Supongo que a todos solía pasarles lo mismo, y es que no sentía que fuera particularmente buena en algo. Lo bueno, "bueno", era que si se equivocaban al asignarme un trabajo, podía cambiar. En realidad, ellos decidían si se habían equivocado, y te rotaban por diferentes áreas hasta encontrar el oficio justo con tus manos (o tu cabeza).

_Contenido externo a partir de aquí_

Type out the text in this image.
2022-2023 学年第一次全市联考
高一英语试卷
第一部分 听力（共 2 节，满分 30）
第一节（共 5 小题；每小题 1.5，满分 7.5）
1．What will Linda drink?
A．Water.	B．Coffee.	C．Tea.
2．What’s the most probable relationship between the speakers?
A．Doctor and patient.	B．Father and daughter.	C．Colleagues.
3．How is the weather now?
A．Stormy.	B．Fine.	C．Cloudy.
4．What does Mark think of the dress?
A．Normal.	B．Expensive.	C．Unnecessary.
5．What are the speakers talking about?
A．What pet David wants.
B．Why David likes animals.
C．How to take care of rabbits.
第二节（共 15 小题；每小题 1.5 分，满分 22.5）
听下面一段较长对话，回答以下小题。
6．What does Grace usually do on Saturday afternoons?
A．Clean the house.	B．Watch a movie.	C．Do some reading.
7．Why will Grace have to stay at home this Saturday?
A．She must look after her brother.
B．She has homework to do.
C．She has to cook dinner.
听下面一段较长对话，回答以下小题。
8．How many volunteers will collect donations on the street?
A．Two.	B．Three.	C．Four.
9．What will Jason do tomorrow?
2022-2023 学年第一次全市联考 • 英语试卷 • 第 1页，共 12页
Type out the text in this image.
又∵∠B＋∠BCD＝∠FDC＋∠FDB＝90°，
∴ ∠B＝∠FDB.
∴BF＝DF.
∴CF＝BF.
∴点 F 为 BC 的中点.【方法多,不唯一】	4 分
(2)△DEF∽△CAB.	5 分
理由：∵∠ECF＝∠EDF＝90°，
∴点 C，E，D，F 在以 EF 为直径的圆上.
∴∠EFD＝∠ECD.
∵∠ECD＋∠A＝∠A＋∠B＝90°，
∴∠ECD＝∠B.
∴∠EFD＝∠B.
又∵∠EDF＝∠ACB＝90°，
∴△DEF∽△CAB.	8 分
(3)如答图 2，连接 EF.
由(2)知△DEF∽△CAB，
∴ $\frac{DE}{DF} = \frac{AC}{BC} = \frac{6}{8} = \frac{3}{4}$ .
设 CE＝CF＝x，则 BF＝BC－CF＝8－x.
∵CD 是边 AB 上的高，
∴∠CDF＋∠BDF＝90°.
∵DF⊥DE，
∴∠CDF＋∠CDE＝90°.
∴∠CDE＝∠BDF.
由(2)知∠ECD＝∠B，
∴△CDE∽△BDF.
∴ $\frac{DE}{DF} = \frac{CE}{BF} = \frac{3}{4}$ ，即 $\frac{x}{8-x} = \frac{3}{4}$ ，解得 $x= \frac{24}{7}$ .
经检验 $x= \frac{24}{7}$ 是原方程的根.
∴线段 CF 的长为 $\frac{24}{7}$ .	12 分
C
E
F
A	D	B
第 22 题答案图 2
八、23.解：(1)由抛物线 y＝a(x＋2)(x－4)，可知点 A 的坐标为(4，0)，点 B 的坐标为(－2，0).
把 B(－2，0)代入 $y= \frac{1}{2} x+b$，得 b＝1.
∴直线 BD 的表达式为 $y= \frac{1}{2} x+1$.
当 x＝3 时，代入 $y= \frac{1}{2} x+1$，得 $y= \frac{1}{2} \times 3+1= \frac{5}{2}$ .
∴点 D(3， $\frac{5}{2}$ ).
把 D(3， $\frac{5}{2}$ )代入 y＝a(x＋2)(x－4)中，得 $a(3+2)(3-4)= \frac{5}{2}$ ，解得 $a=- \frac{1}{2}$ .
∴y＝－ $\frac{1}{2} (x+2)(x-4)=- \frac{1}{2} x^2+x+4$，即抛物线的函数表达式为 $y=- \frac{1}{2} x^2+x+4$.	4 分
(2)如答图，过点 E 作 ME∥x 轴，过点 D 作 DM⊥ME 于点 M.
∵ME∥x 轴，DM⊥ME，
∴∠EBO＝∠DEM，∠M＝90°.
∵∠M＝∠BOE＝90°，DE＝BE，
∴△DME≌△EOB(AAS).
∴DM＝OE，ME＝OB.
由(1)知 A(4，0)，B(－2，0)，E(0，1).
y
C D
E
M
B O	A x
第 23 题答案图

Camino a la plaza, acomodé mi cabello en una cola, al igual que Helen. Aunque mi cola era demasiado diferente a la suya: mientras la mía era de pelo dorado y largo, como de caballo, la suya era de pelo marrón y corto por el frizz. Más bien, seguía siendo incontrolable y único.
—Te saqué un par de medias —dijo mirando sus pies —, las mías se perdieron.
Me sonreí.
— ¿Debajo de la cama? —pregunté.
—No me fijé —admitió, y se acomodó el vestido.
Miré para corroborar cuáles medias eran, y sí: eran las que Dracco y Malina me habían regalado hacía un año, y que tenía que doblar para que se mantuvieran debajo de mis rodillas. Algo que Helen, evidentemente, no tenía que hacer. Y es que estaba sacando la altura de mi padre.
—Josua no vendrá —afirmó mientras buscaba por toda la plataforma en la Plaza de las Arenas.
Josua, el novio (bobo-y-odioso) de mi hermana, hacía ya tres meses. Tonto. Muy tonto.
—Qué lástima... —dije revoleando los ojos.
Ella me devolvió el sarcasmo con una mueca y luego dijo:
—Ahí está Elioth.
Alcé el brazo por no mucho tiempo, ya que siempre nos encontrábamos en la misma esquina. Un chico bastante más alto que los demás, de piel blanca y salpicada en pecas, y con los pelos negros totalmente revueltos, se abría paso entre alumnos de primero.
—Pásame el veneno, que hay invasión de hormigas —dijo esquivando unos cuantos chicos.
—Pensar que así de emocionados estábamos nosotros en nuestro día de admisión —comenté.
Aquel día solía ser especial para toda la escuela: un curso abandonaba el complejo, para cederle su lugar a otro de alumnos de primero.
—Daniel estaba tan emocionado que casi se desmaya —recordó él.
Sonreímos y el camión estacionó a unos cuantos metros.
—Sí, hablando, ¿Daniel? —pregunté.
Nunca me había gustado que mis amigos corrieran el camión. Por lo general, esa era mi tarea.
—Aquí —apareció a mi costado —. Desaparezco unos segundos y ya me extrañas —dijo pasándome el brazo por los hombros.
—No hagas que me arrepienta —dije quitándolo de encima.
— ¿De?
—De notar que no estabas.

Elioth se rió y Moro fue el primero en subirse al camión.
Moro había abandonado las expresiones de niño, seguía siendo insoportable —e hiperactivo—, pero se veía cada vez más adulto. Hasta hubiera podido afirmar que ya se afeitaba. Debían ser los genes Roth, Daniel se había visto casi igual a él al pasar por los dieciséis.
—El gran día —dijo Daniel frotándose las manos —. ¿Qué creen que será?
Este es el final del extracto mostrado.